Infidels_ A History of the Conflict Between Christendom and Islam - Andrew Wheatcroft [142]
As they were told more and more about their noble heritage, of the great Christian rulers and heroes of the past, of a time before the coming of the Turks, the instinctive response of the Christian peasants was to think that their Muslim neighbors’ possessions should rightly belong to them. Paper icons in the home, patriotic legends retold in the family and the village, books and pamphlets, even education itself, all helped to foster a sense of identity. This turned into a sense of injustice feeding upon deeply rooted (if latent) antagonisms. Christians resented that they had to pay a capitation tax, although they were exempted from paying the zakat, the religious charitable tithe due from all Muslims. There were other duties that fell upon the Muslim raya, and not upon the Christians and Jews, just as there were payments that the latter had to make and their Muslim neighbors did not. Some of the inequities were either imaginary, or tales from the distant past.29
However, the financial burden on the subject peoples of the Balkans increased inexorably through the eighteenth century. Little of the money reached the central state treasury. Instead, it stuck to the hands of intermediaries. Since the conquest, the Ottomans had ruled their Balkan provinces by using various forms of indirect rule and a small body of state officials.30 They had co-opted many of the leaders of the various Christian communities into the governmental system, so that the most senior figure, the Orthodox patriarch in Constantinople, had the exalted status of a pasha and was entitled to an official Ottoman standard. But indirect rule functioned effectively only when it was controlled and constrained by honest governors sent from the capital, with the power of life and death over local officials. It was these who were ultimately responsible for enforcing the law, and ensuring that the highways and public buildings were kept in repair. Terrorized from above, they terrified those below them, and by such means the apparently ramshackle structure functioned with a degree of equity.

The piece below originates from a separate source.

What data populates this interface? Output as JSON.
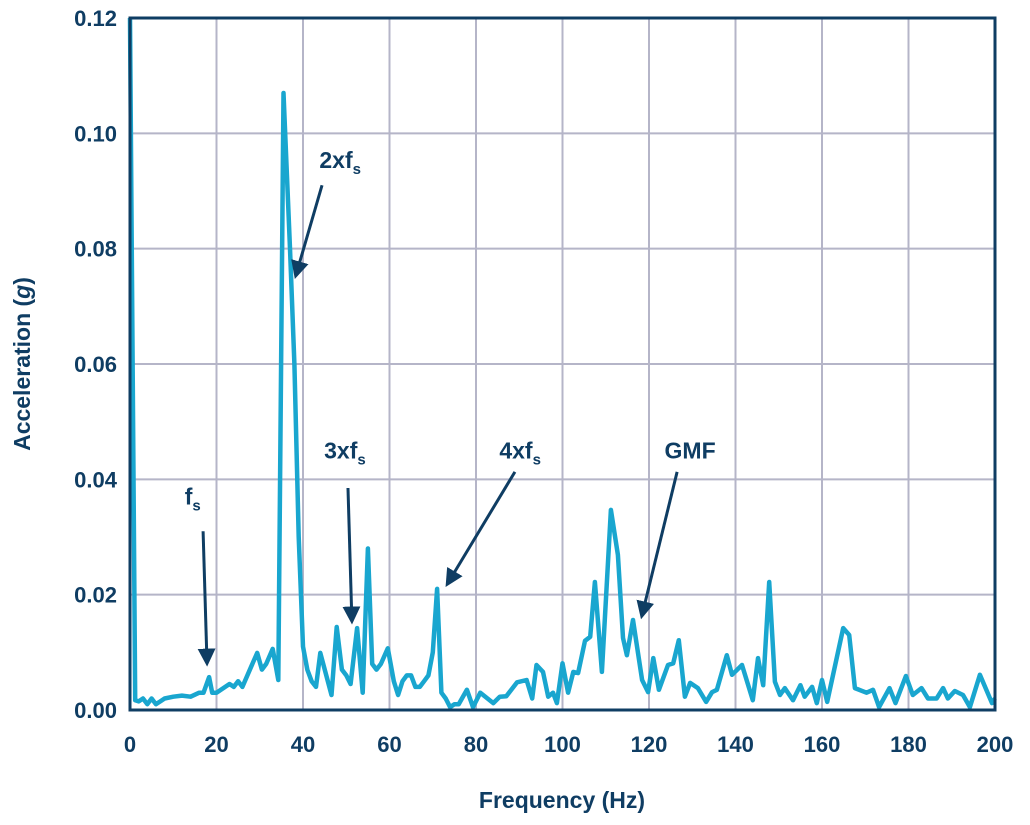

From the early eighteenth century the whole system began to fail. Powerful regional interests, both Muslim and Christian, sensed a weaker hand in Constantinople and began to treat the law with impunity, increasing taxes and requisitions on peasants of all faiths. In Bosnia, local lords known as beys ignored the authority of the state officials. They even prevented the pasha of the region from residing in the capital, Sarajevo, and made him stay in the smaller town of Travnik. The janissaries, who had originally been stationed for limited periods in the Balkans to defend the sultan’s realm, refused to return to Constantinople and acquired land and property, as well as a fearsome reputation among the Christian villagers around their camps. They turned a deaf ear to commands issued from Constantinople, becoming in the regions the effective power within the state, like their fellow janissaries in the capital, who deposed and even murdered sultans. The janissaries based in the fortress of Belgrade were especially notorious for their exactions.